There is a benefit to this:
We already have this existing server. Maybe we have data that we've written locally and that our web server is consuming. When we update in place [with mutable configuration], we don't have to worry about moving the data around to other machines, creating a new machine, all of the infrastructures already exists. All we're gonna do is perform this upgrade. — Armon Dadgar, CTO at Hashicorp
The issue with this is that things in the real world can go wrong, especially during an upgrade procedure. Mutable infrastructure faces the risk of messy version control, as we’ll now explore by continuing on with the Apache → NGINX example.
Let’s say we run this code to install NGINX: apt-get install NGINX
but then the APT repo isn’t responsive, or the network is lagging excessively, or a myriad of other things. The risk is that NGINX might not get installed properly or at all. So the provisioning tool has executed the version change, but it’s not what we expected.

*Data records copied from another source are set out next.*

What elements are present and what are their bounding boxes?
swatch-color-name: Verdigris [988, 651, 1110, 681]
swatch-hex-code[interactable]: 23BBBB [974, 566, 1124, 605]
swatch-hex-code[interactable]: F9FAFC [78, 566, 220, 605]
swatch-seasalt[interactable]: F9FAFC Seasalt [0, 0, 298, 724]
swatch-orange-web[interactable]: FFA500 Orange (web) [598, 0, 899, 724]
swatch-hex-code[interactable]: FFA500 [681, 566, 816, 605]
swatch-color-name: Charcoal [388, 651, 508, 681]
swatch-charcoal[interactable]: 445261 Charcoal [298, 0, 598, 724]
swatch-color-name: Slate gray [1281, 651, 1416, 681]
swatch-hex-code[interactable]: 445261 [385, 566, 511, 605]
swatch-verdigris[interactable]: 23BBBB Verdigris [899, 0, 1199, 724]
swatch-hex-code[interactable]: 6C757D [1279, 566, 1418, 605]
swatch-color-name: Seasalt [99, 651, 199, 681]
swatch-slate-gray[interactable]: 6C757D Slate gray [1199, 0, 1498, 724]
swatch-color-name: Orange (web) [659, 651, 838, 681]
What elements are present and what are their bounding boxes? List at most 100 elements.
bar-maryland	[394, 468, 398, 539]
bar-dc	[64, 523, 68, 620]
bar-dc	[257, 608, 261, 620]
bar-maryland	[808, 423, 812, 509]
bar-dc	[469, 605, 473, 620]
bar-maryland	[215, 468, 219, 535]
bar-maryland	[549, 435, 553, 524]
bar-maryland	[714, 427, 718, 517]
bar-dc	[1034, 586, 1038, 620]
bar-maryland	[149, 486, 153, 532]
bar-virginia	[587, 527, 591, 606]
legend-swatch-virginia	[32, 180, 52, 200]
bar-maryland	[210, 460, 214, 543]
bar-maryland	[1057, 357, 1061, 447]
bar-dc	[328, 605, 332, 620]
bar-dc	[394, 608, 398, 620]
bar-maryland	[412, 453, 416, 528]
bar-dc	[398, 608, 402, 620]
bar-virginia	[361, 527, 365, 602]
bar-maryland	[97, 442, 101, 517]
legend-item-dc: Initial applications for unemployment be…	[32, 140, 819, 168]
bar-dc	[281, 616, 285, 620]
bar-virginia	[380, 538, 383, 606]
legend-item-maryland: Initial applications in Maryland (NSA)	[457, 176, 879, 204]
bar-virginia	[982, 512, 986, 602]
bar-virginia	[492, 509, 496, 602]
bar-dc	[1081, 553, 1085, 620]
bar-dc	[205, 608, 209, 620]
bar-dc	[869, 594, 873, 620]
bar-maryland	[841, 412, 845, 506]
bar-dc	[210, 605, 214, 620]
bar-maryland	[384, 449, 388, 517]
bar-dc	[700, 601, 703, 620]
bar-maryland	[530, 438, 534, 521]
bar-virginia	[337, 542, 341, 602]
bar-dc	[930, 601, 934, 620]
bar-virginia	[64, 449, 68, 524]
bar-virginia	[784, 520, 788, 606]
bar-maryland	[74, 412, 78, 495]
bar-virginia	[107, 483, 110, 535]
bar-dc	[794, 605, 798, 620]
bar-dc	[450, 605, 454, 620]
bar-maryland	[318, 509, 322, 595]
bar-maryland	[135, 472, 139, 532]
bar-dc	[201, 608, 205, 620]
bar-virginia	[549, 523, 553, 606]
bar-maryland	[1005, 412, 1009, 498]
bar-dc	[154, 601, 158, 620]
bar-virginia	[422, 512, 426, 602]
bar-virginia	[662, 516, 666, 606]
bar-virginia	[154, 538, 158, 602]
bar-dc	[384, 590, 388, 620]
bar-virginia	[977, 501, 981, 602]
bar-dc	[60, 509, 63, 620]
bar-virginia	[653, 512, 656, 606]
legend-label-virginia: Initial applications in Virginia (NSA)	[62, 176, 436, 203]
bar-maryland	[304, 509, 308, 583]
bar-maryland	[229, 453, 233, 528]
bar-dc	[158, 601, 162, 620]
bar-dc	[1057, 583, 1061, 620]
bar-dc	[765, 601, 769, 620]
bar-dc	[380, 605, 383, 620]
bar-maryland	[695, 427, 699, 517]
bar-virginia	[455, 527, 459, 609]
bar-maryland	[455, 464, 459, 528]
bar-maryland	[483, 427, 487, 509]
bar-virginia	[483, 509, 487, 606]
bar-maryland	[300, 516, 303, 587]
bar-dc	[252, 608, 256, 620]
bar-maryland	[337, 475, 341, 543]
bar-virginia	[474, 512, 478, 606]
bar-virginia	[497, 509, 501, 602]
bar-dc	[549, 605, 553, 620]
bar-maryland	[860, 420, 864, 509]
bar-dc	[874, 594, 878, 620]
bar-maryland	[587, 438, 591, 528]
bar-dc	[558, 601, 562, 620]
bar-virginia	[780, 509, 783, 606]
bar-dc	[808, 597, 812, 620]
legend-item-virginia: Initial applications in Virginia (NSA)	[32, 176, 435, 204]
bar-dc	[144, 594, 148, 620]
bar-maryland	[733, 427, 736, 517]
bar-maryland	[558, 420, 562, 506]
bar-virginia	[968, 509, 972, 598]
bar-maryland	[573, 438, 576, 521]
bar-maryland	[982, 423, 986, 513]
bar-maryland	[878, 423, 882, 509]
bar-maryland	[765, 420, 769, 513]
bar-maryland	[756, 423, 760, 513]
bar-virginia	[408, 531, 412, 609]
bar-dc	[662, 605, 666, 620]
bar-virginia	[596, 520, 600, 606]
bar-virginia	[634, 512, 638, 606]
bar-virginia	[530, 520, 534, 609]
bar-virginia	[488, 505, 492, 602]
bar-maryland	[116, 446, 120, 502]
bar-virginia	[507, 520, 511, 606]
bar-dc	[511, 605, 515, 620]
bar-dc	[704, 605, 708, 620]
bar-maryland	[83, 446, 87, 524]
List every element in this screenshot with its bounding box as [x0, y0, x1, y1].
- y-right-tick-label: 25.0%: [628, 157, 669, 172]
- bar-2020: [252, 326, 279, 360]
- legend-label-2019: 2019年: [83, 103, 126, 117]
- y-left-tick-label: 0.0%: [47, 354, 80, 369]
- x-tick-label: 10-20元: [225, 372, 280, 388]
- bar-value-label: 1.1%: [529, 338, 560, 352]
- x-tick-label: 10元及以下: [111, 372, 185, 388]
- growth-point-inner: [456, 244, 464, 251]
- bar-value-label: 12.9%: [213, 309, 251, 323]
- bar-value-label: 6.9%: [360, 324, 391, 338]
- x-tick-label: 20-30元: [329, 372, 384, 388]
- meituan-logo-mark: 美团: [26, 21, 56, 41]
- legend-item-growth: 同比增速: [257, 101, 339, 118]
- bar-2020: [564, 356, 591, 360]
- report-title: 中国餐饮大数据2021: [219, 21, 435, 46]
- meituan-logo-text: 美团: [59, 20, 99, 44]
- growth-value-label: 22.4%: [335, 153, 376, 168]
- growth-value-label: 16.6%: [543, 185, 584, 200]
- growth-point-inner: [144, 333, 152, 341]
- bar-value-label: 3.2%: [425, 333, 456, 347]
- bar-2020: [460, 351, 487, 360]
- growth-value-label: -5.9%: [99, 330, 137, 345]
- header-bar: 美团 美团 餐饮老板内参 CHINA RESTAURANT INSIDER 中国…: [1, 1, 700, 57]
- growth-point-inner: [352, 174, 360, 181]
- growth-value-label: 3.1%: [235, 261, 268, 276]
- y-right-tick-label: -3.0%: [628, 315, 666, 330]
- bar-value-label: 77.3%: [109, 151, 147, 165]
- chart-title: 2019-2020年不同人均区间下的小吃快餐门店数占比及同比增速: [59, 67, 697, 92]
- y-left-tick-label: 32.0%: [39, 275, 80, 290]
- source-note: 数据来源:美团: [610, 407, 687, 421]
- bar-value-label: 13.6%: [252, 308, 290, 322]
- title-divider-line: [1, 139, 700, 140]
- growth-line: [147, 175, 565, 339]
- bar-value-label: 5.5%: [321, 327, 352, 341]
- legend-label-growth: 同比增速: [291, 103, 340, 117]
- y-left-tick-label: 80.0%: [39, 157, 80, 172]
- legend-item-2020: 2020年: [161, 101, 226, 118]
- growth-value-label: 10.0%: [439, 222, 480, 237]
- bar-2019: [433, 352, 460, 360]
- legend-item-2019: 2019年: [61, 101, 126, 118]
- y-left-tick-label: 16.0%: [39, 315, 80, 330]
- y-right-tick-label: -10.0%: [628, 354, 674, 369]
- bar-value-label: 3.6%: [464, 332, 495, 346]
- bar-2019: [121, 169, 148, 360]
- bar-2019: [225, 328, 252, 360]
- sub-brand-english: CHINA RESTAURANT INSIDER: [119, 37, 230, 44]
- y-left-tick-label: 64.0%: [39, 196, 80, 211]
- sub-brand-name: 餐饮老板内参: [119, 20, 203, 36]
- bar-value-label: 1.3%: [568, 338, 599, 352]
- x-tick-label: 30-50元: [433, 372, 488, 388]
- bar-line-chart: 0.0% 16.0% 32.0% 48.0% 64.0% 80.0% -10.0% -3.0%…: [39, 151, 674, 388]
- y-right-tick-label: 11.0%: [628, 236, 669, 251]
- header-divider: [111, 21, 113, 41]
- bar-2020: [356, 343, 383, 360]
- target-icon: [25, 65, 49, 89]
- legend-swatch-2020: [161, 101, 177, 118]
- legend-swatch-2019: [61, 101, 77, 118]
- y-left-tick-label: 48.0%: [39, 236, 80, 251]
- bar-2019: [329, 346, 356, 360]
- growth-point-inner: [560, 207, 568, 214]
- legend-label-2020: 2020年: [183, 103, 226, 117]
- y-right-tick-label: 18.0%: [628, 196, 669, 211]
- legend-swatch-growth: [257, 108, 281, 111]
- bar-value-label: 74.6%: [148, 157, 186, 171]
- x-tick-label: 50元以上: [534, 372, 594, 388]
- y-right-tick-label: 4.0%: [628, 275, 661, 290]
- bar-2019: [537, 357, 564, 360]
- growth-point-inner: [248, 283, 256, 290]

This creates three inter-related issues:
You haven’t necessarily achieved the goal state of Version 2 having NGINX for the webserver
It’s difficult to test half-successful upgrades because there may be variability in performance
Upgrades done at scale means varying degrees of change depending on the real-world issue with the network, repo etc
In a large scale web server change configuration, you may end up with:
most servers having NGINX installed and running 😄
some servers with no NGINX installed 😔 and
a few servers with NGINX installed but no webserver running 😕
An immutable approach does away with the risk of half-upgraded virtual or physical servers. You would follow this process for the Apache → NGINX example:
Keep running Apache server while you complete steps 2 to 4
Spool up a new virtual machine
Install and configure NGINX webserver on that
Test that all parameters are performant
Retire the Apache server
It may seem a lot more work than simply upgrading the existing Apache server to NGINX, but may save on the above risk of varying NGINX installs.
Coburn Watson is head of infrastructure & SRE at Pinterest. His take on the issue might sum up the whole argument for moving away from mutable infrastructure. In the 2018 book, Seeking SRE, he wrote:
"I think we’ve all worked at companies where we upgrade something [mutable], and it turns out it was bad and we spend the night firefighting it because we’re trying to get the site back up because the patch didn’t work. [Now] when we go to put new code into production, we never upgrade anything, we just push a new version alongside the current code base.”
Note that immutable infrastructure works best if the various application components run on separate servers. In particular, store data on another server. So when you run a create-retire routine like above, you don’t risk precious user data in the process.
I hope you found this breakdown useful.